South Bronx Bred Garbage Fish Will Save Our Oceans
Last year, the UN predicted that without proper restructuring of the fish industry, the oceans could be depleted of all fish by 2050. Overfishing, environmental disasters...what's a conservationist to do?
At the same time, things originally built to hold garbage being repurposed into something awesome is increasingly a new urban trend. In Brooklyn, they build fantastic restaurants out of dumpsters. In Queens, they build pools out of them.
In the Hunts Point section of the South Bronx, they grow fish in garbage bins. Tilapia, to be exact. Saving the ocean and warranting a future trend piece in the Times at the same time? Well done. DNAinfo got the scoop first.
Mad scientist and reformed banker Christopher Toole dedicated himself to the study of of aquaponics after quitting his banking gig in 2010, and now aims to be the Johnny Appleseed of the urban fish growing community. A dozen or so tanks, some of which are 50 gallon garbage bins, are now serving as fish farms in a South Bronx converted parking garage. Usually, people use hydroponic technology to grow something else entirely in the South Bronx.
Neither Toole nor his girlfriend Anya Pozdeeva are shy about stating just about how important an impact a project like this could have in the future:
"On one hand, it's just fish. But on the other hand, it's changing the world," Pozdeeva said. She grinned slyly. "This is the new world order we're trying to push."

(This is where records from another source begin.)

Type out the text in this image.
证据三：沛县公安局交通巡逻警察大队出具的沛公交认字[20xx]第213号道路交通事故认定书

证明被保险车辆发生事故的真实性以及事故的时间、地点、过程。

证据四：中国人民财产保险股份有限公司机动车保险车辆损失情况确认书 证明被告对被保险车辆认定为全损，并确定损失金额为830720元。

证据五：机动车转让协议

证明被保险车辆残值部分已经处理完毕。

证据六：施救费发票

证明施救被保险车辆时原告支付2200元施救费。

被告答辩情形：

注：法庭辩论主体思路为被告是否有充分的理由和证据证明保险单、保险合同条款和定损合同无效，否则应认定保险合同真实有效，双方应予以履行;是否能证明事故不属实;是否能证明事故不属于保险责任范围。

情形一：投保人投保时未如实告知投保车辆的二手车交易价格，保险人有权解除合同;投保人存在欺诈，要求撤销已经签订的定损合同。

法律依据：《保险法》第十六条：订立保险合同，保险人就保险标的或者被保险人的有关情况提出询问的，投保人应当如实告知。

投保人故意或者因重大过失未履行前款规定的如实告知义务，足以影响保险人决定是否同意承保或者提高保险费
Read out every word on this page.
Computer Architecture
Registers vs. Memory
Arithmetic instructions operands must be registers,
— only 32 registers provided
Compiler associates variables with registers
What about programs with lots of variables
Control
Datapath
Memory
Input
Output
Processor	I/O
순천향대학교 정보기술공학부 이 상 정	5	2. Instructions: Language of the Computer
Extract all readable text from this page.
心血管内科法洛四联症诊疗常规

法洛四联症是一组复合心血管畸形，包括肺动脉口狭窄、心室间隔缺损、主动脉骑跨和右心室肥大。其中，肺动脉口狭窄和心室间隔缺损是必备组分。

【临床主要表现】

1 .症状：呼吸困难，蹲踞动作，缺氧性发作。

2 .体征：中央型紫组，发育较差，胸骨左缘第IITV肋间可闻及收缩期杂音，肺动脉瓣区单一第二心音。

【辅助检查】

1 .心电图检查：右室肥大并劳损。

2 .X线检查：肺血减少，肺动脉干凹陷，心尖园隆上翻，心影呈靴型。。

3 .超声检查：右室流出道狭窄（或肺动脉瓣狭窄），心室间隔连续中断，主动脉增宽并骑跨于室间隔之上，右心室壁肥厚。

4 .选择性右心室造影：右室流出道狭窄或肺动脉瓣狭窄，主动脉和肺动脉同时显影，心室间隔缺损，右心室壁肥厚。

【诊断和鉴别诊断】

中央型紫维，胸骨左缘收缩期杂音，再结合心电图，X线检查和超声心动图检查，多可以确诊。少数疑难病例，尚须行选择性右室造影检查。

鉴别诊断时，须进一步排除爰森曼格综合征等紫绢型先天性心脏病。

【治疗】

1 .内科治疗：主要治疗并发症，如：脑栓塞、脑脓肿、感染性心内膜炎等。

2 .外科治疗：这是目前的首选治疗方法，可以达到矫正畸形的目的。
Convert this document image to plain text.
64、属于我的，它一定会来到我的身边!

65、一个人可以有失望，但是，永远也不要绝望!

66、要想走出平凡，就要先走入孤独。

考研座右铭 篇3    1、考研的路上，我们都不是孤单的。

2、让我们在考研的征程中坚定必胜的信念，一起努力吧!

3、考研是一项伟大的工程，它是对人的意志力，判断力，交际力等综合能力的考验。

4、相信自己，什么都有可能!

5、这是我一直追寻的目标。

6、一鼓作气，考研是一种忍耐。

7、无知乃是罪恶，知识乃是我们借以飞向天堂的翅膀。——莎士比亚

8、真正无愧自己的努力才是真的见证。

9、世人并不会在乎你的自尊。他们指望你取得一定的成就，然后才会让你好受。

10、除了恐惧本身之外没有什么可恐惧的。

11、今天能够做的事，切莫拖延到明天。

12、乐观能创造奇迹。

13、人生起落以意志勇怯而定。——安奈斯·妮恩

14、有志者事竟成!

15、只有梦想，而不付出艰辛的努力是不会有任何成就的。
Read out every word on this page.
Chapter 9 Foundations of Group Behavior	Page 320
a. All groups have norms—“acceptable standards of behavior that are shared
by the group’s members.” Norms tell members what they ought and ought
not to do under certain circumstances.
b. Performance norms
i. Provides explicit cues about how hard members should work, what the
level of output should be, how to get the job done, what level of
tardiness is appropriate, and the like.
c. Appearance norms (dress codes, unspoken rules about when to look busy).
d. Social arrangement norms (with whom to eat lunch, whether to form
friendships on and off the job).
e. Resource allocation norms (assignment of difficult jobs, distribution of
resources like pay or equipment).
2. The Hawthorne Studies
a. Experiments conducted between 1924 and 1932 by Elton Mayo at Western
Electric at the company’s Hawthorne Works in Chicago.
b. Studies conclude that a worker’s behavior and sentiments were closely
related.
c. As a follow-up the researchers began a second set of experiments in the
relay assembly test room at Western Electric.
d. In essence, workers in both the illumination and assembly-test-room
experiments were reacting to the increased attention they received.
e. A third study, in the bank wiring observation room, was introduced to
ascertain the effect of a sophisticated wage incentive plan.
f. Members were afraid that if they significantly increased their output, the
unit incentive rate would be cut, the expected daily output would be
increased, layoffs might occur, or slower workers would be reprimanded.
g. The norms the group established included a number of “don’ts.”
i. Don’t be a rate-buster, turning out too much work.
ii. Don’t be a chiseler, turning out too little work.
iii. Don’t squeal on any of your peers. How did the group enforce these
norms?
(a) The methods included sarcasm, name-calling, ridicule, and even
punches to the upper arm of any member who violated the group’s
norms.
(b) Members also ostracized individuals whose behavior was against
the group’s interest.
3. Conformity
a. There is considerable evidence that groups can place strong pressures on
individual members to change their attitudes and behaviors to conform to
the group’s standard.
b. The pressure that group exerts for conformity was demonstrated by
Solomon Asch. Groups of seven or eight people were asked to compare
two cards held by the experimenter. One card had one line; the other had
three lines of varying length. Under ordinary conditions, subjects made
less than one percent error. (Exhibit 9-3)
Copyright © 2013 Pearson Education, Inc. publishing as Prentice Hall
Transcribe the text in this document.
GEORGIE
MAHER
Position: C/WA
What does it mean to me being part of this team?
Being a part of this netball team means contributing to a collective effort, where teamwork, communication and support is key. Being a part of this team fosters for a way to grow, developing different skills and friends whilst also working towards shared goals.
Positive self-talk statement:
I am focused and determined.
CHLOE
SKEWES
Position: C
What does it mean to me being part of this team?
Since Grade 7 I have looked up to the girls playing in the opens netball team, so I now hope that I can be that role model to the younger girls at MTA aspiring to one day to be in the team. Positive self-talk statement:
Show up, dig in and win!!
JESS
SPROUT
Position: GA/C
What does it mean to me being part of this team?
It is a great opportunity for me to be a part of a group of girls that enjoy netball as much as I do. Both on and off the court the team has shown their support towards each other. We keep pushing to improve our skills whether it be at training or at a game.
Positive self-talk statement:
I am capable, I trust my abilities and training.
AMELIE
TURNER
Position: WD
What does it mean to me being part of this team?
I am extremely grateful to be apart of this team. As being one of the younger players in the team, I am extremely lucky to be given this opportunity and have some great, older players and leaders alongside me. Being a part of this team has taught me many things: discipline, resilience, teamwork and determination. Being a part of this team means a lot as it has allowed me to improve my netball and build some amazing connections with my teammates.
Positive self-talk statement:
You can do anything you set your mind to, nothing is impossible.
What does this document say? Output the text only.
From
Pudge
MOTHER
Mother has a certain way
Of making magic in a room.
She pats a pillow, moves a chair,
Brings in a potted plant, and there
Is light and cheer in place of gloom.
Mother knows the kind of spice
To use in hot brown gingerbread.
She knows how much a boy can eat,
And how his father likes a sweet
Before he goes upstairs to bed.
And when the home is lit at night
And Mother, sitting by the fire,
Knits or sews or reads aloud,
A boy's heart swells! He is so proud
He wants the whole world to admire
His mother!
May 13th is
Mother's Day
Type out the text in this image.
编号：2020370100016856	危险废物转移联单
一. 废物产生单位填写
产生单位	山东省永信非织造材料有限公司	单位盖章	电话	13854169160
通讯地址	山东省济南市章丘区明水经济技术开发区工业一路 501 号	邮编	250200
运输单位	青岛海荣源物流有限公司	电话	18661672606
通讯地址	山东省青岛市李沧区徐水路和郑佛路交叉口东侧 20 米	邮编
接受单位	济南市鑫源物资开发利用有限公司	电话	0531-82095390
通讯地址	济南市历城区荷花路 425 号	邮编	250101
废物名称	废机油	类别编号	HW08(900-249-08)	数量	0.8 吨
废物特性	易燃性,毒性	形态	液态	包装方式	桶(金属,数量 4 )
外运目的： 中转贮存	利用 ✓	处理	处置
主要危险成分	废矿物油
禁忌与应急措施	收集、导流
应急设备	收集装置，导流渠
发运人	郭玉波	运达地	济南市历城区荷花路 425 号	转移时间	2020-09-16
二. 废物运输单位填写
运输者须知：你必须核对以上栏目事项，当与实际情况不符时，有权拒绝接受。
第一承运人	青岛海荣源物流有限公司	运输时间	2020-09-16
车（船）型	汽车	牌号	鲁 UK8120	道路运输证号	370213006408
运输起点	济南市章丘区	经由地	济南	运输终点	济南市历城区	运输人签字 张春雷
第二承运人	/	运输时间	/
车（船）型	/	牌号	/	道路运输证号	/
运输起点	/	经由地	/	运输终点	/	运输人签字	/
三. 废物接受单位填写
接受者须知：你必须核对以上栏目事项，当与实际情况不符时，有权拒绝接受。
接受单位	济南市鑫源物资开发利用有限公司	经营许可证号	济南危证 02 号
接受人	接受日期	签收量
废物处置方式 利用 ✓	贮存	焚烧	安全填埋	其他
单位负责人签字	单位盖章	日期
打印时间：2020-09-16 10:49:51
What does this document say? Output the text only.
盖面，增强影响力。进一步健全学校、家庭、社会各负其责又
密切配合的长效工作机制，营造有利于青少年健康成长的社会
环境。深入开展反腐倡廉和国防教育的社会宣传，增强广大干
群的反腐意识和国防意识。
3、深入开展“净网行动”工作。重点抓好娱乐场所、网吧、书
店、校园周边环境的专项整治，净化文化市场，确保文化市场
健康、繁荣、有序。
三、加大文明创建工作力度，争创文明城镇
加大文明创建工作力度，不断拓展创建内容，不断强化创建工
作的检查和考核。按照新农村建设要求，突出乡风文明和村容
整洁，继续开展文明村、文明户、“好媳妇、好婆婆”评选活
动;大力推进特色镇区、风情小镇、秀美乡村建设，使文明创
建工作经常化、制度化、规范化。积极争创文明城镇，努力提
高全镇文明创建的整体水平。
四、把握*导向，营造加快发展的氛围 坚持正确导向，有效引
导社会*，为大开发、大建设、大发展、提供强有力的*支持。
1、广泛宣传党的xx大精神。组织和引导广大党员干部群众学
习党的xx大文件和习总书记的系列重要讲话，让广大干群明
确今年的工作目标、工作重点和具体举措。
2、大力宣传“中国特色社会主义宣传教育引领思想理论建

"Give a person some fish, and you start a self-perpetuating cycle of education and growth," Toole said. "This is urban survival. And we're waking people up to it."
Toole is certainly not lacking an ambition. He aims "to create a network of homes, restaurants and cooperative farms where millions of people in the metropolitan area will raise and eat what he calls Bronx Best Blue Tilapia."
Let's hope it works out.
There's an extremely vulgar joke here involving Hunts Point, but given that I'm not securely employed I'll leave that part to you fine commenters.